The sphere $\partial \mathrm{\Omega }$ is the locus of point x for which the ratio of distances $r=|x-\xi |$ and $r^{\ast }=|x-{\xi }^{\ast }|$ from certain points is constant. Here we can choose any point $\xi \in \mathrm{\Omega }$, then ${\xi }^{\ast }$ is the point obtained from $\xi$ by reflection with respect to the sphere $\partial \mathrm{\Omega }$.

That is, ${\xi }^{\ast }=\frac{a^2}{{\left|\xi \right|}^2}\xi$, such that $R_{2k}^e(x,\xi )=\frac{\mathrm{\Gamma }\left(\frac{n-2k}{2}\right)r^{2k-n}}{2^{2k}{\pi }^{\frac{n}{2}}\mathrm{\Gamma }\left(k\right)}$ and $R_{2k}^e(x,{\xi }^{\ast })=\frac{\mathrm{\Gamma }\left(\frac{n-2k}{2}\right)r^{\ast 2k-n}}{2^{2k}{\pi }^{\frac{n}{2}}\mathrm{\Gamma }\left(k\right)}$ are the Green’s functions of the Laplace operator with poles $\xi$ and ${\xi }^{\ast }$ respectively. Thus, for $x\in \partial \mathrm{\Omega }$,

$$R_{2k}^e(x,{\xi }^{\ast })={\left(\frac{a}{\left|\xi \right|}\right)}^{2k-n}{R}_{2k}^e(x,\xi ).$$

Define the function

$$G_k(x,\xi )=R_{2k}^e(x,\xi )-{\left(\frac{\left|\xi \right|}{a}\right)}^{2k-n}{R}_{2k}^e(x,{\xi }^{\ast }),$$

(46)

we have that $G_k(x,\xi )$ is the Green’s function of Laplace operator and $G_k(x,\xi )=0$ for $x\in \partial \mathrm{\Omega }$.

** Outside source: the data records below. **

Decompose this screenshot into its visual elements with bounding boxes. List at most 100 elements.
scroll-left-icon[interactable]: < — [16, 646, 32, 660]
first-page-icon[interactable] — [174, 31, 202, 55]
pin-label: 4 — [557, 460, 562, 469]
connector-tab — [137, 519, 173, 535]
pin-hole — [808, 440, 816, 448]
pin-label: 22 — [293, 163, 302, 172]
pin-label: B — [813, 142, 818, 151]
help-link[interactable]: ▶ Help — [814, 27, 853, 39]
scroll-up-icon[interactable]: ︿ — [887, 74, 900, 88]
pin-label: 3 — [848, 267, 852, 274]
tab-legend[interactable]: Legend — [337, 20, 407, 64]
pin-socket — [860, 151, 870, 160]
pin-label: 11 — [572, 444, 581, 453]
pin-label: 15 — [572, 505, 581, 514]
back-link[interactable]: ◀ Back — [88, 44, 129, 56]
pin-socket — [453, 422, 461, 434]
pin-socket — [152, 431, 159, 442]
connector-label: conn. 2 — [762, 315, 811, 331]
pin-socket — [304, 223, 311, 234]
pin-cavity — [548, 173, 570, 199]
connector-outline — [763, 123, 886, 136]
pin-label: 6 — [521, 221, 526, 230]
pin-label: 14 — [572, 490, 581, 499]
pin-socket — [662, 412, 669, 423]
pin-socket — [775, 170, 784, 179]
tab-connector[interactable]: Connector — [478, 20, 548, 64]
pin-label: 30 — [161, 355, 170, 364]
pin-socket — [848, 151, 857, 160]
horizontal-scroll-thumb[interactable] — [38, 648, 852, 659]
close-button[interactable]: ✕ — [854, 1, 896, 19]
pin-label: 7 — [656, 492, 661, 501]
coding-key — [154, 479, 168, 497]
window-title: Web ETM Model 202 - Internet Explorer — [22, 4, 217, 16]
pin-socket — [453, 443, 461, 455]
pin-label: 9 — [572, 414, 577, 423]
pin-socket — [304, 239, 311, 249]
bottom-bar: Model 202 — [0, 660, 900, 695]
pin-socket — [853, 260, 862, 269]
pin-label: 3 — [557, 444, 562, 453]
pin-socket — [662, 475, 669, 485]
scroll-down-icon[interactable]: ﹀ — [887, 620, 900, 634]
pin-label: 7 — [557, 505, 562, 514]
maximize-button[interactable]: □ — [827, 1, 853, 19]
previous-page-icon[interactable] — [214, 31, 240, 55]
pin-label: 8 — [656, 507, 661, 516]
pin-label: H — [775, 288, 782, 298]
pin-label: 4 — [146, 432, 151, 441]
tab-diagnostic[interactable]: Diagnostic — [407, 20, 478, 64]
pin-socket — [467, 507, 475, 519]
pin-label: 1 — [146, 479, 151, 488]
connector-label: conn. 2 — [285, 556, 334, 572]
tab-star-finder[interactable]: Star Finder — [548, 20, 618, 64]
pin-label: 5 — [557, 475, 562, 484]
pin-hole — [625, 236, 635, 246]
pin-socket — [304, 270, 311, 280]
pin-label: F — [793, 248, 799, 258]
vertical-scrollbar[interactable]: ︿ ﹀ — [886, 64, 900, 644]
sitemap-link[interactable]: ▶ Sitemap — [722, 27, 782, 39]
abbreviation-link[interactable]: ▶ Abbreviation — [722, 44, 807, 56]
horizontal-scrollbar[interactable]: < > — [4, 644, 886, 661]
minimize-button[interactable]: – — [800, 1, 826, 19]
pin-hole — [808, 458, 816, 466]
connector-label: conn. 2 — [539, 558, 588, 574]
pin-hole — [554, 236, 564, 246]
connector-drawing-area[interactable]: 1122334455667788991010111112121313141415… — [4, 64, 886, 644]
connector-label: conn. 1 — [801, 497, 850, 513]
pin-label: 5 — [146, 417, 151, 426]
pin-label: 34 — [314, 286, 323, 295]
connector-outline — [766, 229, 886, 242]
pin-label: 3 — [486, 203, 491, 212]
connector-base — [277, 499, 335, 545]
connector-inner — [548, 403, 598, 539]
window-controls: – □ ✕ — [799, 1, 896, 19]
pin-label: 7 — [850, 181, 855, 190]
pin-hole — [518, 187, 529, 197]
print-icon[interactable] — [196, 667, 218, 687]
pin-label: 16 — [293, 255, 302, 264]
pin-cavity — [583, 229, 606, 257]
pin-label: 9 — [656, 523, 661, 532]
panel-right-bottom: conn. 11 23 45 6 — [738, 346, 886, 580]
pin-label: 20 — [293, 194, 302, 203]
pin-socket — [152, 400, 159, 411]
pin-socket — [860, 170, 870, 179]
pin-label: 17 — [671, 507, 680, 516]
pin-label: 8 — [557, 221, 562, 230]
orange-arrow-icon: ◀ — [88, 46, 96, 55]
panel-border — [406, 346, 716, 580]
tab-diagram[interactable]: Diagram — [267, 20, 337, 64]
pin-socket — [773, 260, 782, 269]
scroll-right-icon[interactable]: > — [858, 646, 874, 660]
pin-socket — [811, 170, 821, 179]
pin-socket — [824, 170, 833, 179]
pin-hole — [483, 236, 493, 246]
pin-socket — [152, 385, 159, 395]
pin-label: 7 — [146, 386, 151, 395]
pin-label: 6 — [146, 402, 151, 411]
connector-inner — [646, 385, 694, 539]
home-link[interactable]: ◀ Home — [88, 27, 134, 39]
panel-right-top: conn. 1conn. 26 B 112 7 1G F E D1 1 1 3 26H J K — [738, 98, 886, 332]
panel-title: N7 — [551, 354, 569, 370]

By substituting Equations (42)–(44) and (46) into Equation (45), the solution becomes

$$\begin{array}{cc}\hfill u\left(\xi \right)& ={\int }_{\mathrm{\Omega }}\left[R_{2k}^e(x,\xi )-{\left(\frac{\left|\xi \right|}{a}\right)}^{2k-n}{R}_{2k}^e(x,{\xi }^{\ast })\right]f\left(x\right)dx\hfill \\ & +{\int }_{\partial \mathrm{\Omega }}g(x,\xi )\frac{\partial \left[R_{2k}^e(x,\xi )-{\left(\frac{\left|\xi \right|}{a}\right)}^{2k-n}{R}_{2k}^e(x,{\xi }^{\ast })\right]}{\partial \eta }d{S}_x.\hfill \end{array}$$

In the special case when $k=1,$ it is the potential on the sphere $\partial \mathrm{\Omega }$ of the problem (42) with the Dirichlet boundary condition (44).

3.3. Remark

In general, suppose that we consider equation $Lu=f$ where L is any linear partial differential operator. The solution to this problem can be found provided that L can be written in terms of two linear operators M and N (i.e., $L=MN$). Moreover, the solution to the equation $Mu=f$ as well as the Green’s identity of the operator N are required.

4. Conclusions

This paper focuses on finding the Green’s identity together with the solution of the BVP for the operator ${\oplus }^k$ which can be formulated in terms of the biharmonic and diamond operators. We first consider the solution for the case where $k=1$ by employing the solution of the diamond operator and the Green’s identity of the biharmonic operator. The solution for $k>2$ is subsequently derived using the solution for the case $k=1$ as well as the Green’s identity for the operator ${\oplus }^k$. The solution for all k consists of the boundary terms satisfying Equations (16) and (22).